Nationally, there is scant research on how effective predictive algorithms are at reducing prison and jail populations. While the implementation of such tools are often heralded as advances, they may do little in practice. One of the few published studies examined Kentucky’s use of a pretrial risk assessment tool. It found that there was only a small increase in pretrial release, and that over time “judges returned to their previous habits.” Within a couple of years, the study found, the pretrial release rates in Kentucky were actually lower than they were before the tool was implemented, and lower than the national average.

Douglas Marlowe, chief of science, law, and policy at the National Association of Drug Court Professionals, trains judges on how to use predictive tools.

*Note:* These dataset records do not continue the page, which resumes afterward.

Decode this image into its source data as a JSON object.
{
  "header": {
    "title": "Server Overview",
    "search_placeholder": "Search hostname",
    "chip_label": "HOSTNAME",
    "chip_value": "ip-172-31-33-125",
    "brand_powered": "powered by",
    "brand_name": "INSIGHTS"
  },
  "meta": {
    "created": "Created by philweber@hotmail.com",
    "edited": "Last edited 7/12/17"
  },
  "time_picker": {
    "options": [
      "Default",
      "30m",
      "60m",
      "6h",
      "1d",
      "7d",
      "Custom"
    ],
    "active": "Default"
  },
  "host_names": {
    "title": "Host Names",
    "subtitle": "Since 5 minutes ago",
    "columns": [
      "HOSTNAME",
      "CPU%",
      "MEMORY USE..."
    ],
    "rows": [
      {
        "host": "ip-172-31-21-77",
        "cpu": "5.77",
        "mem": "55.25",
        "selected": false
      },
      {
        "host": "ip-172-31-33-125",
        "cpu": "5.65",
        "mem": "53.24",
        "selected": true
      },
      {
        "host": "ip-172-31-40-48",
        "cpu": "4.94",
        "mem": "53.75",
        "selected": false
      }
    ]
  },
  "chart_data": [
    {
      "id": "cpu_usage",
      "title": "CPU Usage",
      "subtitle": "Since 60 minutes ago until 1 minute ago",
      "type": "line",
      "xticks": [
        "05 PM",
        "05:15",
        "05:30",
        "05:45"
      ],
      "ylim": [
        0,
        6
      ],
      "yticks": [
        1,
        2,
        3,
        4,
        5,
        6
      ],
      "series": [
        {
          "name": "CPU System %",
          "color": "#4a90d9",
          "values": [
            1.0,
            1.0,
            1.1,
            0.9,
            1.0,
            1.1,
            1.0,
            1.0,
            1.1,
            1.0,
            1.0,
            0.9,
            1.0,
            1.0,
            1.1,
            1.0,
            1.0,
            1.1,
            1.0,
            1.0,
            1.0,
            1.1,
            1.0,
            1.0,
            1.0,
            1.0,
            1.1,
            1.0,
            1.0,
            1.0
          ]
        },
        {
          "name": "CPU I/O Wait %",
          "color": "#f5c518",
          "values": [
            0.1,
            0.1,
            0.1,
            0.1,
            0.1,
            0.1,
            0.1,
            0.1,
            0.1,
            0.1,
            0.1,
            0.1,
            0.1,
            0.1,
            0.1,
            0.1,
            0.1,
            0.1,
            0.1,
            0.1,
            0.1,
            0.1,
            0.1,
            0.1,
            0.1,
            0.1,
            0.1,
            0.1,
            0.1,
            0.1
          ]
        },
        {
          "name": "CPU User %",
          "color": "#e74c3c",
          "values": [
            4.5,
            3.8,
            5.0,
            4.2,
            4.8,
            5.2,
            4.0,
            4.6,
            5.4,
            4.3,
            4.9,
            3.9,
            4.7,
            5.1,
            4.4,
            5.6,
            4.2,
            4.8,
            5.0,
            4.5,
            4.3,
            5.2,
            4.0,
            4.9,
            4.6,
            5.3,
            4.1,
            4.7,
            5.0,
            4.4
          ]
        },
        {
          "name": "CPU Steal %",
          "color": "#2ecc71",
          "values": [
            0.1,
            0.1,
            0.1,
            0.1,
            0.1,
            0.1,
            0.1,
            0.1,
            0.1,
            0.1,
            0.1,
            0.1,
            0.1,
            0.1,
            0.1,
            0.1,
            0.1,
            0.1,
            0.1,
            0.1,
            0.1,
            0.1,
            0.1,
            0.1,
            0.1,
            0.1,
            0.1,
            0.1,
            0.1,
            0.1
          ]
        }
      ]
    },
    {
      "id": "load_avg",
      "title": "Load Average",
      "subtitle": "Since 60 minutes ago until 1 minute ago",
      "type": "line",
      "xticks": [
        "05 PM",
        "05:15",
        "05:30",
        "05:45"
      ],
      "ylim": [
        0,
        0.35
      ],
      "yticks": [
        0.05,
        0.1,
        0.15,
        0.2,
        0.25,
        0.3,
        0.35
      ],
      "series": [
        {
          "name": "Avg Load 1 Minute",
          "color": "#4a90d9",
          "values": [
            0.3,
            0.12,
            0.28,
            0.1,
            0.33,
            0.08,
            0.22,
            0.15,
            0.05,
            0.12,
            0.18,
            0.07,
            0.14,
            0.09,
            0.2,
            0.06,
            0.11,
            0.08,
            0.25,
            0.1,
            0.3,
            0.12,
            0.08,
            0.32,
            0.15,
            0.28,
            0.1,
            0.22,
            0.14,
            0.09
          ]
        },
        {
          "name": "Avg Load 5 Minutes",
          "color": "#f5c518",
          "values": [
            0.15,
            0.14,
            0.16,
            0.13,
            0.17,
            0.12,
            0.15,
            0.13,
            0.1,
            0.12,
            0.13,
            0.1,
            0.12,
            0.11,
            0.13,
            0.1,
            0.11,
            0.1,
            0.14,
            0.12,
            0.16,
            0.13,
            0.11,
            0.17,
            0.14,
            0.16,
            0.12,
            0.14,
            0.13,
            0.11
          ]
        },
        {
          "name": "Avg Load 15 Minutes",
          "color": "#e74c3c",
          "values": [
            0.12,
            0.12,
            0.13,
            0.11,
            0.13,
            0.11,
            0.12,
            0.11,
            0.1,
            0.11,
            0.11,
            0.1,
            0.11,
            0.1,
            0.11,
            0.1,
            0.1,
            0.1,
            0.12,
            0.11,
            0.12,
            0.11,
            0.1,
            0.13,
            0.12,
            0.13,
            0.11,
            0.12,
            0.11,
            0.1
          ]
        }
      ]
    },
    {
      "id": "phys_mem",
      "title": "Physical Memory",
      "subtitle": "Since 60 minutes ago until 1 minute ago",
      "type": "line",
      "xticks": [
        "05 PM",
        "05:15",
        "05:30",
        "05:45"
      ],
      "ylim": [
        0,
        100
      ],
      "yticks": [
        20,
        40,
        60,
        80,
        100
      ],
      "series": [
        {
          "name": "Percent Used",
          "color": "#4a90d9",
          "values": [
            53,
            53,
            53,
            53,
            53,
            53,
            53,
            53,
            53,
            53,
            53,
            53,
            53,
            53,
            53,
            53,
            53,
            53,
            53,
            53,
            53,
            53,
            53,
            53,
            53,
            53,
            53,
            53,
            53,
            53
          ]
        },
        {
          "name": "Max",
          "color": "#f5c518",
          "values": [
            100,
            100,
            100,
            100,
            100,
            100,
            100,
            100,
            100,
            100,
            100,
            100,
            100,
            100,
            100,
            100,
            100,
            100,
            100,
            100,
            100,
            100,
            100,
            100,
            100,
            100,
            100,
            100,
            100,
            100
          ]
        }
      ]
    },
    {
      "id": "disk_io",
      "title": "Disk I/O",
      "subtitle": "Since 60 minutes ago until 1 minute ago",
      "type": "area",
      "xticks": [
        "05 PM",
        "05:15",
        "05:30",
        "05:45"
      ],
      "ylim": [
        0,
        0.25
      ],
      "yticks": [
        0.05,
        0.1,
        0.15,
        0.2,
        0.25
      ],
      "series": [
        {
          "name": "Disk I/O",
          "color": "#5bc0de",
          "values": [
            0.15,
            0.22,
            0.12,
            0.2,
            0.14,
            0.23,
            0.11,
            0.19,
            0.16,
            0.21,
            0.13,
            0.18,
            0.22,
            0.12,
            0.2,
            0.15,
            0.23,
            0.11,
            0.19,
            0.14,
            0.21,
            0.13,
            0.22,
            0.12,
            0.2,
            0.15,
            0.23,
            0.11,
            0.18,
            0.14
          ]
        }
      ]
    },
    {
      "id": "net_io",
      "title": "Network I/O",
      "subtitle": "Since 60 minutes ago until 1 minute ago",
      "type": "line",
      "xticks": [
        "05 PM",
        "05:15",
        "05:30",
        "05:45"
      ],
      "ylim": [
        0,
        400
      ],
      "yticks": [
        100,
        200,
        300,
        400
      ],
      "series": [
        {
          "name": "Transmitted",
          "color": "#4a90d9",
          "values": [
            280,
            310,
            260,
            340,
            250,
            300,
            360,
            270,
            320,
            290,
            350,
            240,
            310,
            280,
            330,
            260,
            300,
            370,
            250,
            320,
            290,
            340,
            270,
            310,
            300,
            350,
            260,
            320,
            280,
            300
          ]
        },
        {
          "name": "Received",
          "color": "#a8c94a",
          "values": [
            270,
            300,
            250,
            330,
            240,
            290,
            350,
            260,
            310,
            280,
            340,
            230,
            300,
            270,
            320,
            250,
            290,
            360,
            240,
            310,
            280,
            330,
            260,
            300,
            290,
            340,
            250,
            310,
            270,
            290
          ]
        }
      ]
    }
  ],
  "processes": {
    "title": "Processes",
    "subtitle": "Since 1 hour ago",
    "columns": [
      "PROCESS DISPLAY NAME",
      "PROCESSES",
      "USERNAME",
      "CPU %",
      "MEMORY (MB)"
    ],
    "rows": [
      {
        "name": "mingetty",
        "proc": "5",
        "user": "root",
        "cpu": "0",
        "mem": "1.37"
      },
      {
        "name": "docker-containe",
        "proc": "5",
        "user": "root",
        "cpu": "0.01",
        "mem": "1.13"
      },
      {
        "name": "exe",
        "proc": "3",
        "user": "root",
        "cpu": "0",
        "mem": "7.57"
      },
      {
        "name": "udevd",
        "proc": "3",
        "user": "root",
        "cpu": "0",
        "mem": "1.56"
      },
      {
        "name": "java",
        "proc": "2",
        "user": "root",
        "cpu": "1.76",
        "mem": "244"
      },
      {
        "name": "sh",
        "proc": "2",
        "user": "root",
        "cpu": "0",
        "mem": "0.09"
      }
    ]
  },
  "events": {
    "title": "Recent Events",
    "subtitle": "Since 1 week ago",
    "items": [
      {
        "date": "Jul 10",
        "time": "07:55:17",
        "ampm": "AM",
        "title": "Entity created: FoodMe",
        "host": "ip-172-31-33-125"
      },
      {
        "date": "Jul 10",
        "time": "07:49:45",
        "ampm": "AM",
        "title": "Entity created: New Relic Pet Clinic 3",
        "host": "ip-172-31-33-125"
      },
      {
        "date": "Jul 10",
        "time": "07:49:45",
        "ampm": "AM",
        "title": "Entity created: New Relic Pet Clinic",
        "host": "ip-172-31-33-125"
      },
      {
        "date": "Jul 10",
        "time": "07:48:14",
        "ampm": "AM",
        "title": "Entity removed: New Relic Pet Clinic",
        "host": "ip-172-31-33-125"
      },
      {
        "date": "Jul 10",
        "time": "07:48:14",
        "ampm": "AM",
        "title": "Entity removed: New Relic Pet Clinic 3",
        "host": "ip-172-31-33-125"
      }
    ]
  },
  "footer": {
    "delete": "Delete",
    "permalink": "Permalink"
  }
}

In his view, one of the biggest problems with the tools comes down to semantics. “Risk, need, responsivity. These are the least understood terms in the criminal justice system. You won’t get five people to agree on the definition,” he said. When a judge sees that a person is “high-risk” or “high-need,” his or her reaction could be to give the person a longer sentence. But, Marlowe explains, depending on the individual circumstance, this could be the polar opposite of what the score indicates. “High-risk could mean that this person really needs residential treatment, and not prison at all,” he said. He suggested that practitioners “strike the word ‘risk’ from the criminal justice lexicon and replace it with ‘prognosis.’”

Marlowe sees the use of algorithms in the criminal justice system as inevitable, which he considers a positive development. But, he cautions, judges need to be rigorously trained and their conduct must be scrutinized. “You don’t just throw a tool at a problem and then move on,” he said. Using an analogy from the medical field, he added: “A scalpel in the hands of a layman is a knife.”